A team of Cornell University students has designed a security lock that opens after verifying a stored gesture pattern.
“The idea is to create a box like assembly, in which the user places his hand, makes a defined gesture and unlocks the system. Basically, there is a mechanism that allows the user to save a gesture pattern,” a team rep wrote on the project’s official page.
“Once that is done, the system goes in lock state. When the user enters his hand in the box, he tries to recreate the same pattern. If he is able to do so, the system unlocks. If unable to, the system remains locked.”
According to the rep, the project was inspired by a popular mobile phone unlock feature where a user draws a pattern on the screen to activate the device.

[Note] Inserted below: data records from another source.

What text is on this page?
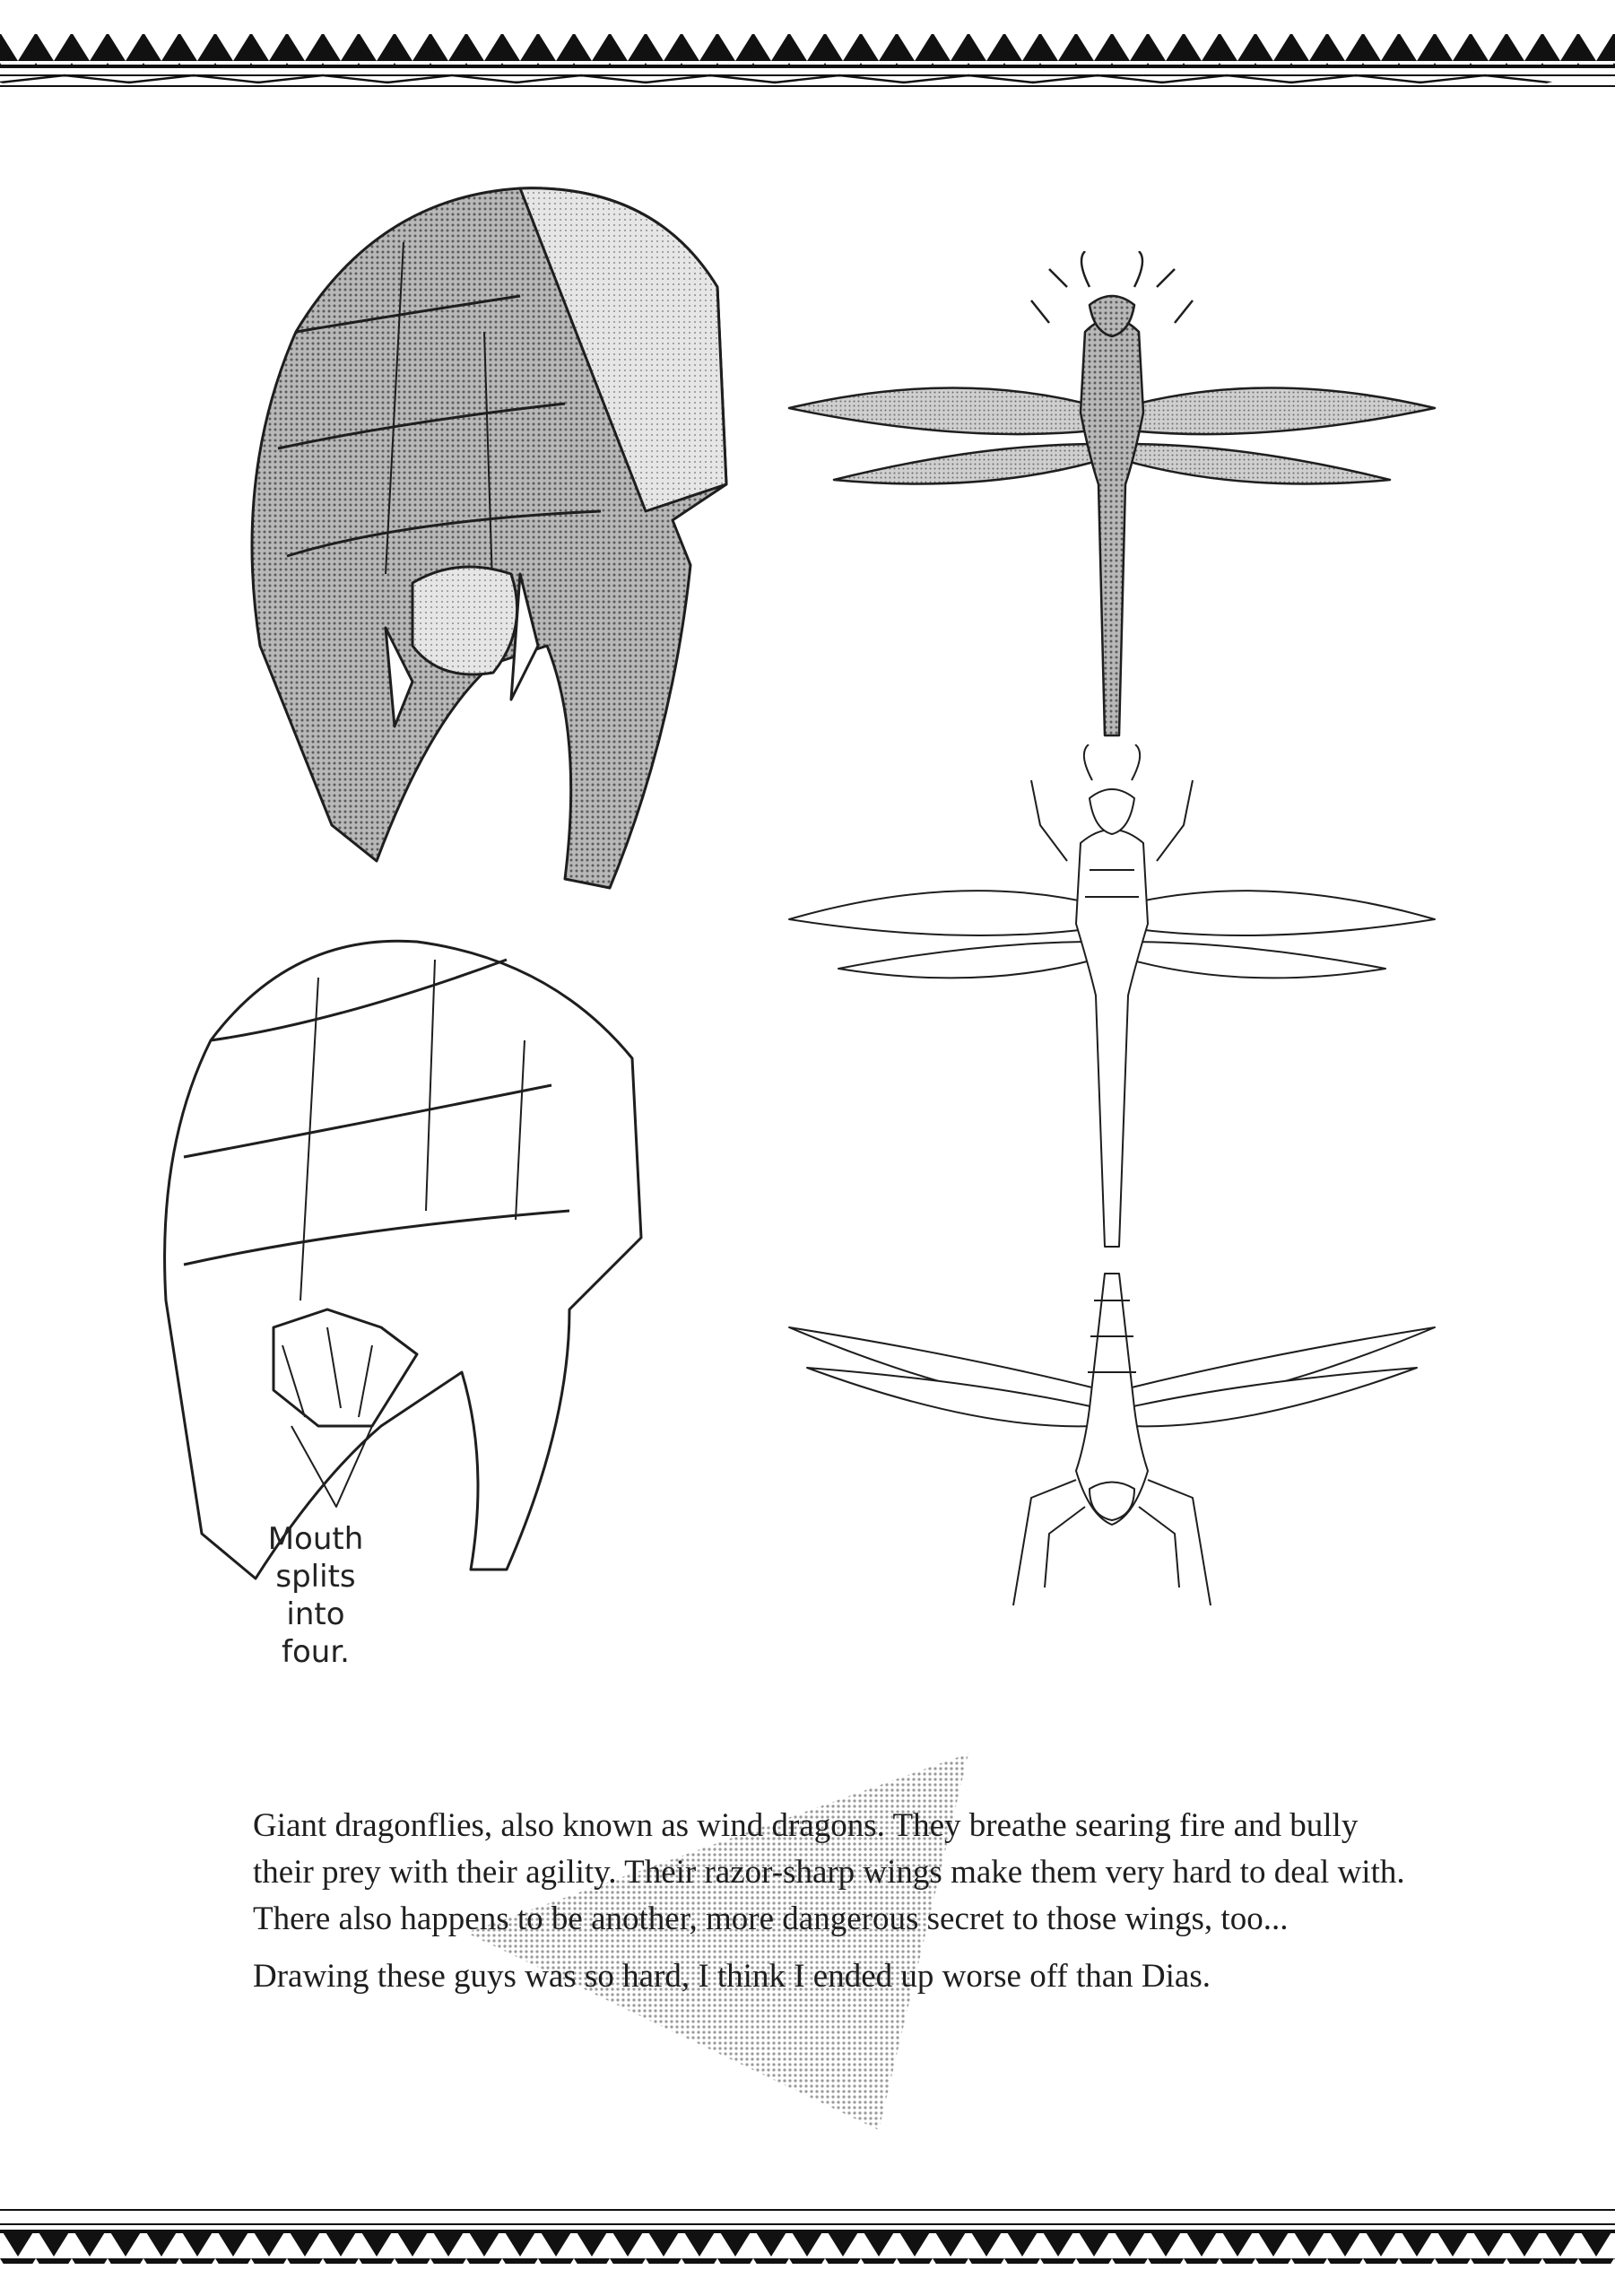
Mouth
splits
into
four.

Giant dragonflies, also known as wind dragons. They breathe searing fire and bully their prey with their agility. Their razor-sharp wings make them very hard to deal with. There also happens to be another, more dangerous secret to those wings, too...

Drawing these guys was so hard, I think I ended up worse off than Dias.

“We wanted to create a similar system which could be used in any security application, as simple as opening the door of the house based on the gesture,” the rep explained. “The attractive feature of the project is that the user makes the pattern in the air and not on any surface. Also, we have given the user the flexibility of changing the pattern whenever he wishes to do so.”
The gesture-based security lock is powered by Atmel’s versatile ATmega1284P microcontroller (MCU), a custom PCB and an IR proximity sensor. Additional key components include a three-pin jumper cable, breadboard, power supply, toggle switch, push button, LEDs, 330ohm resistors, assorted wires and a cardboard frame. On the software side, the project employs a series of algorithms for switches/inputs, store mode, pattern matching and four channel ADC multiplexing.
“Overall, our system performs satisfactorily and can be effectively used to create a gesture-based secure unlock,” the team rep concluded. “Given more time and budget, we could have made the system 3D. Changes in the third dimension could be used to model the system, [thereby] increasing system accuracy and giving the user another dimension for creating the patterns.”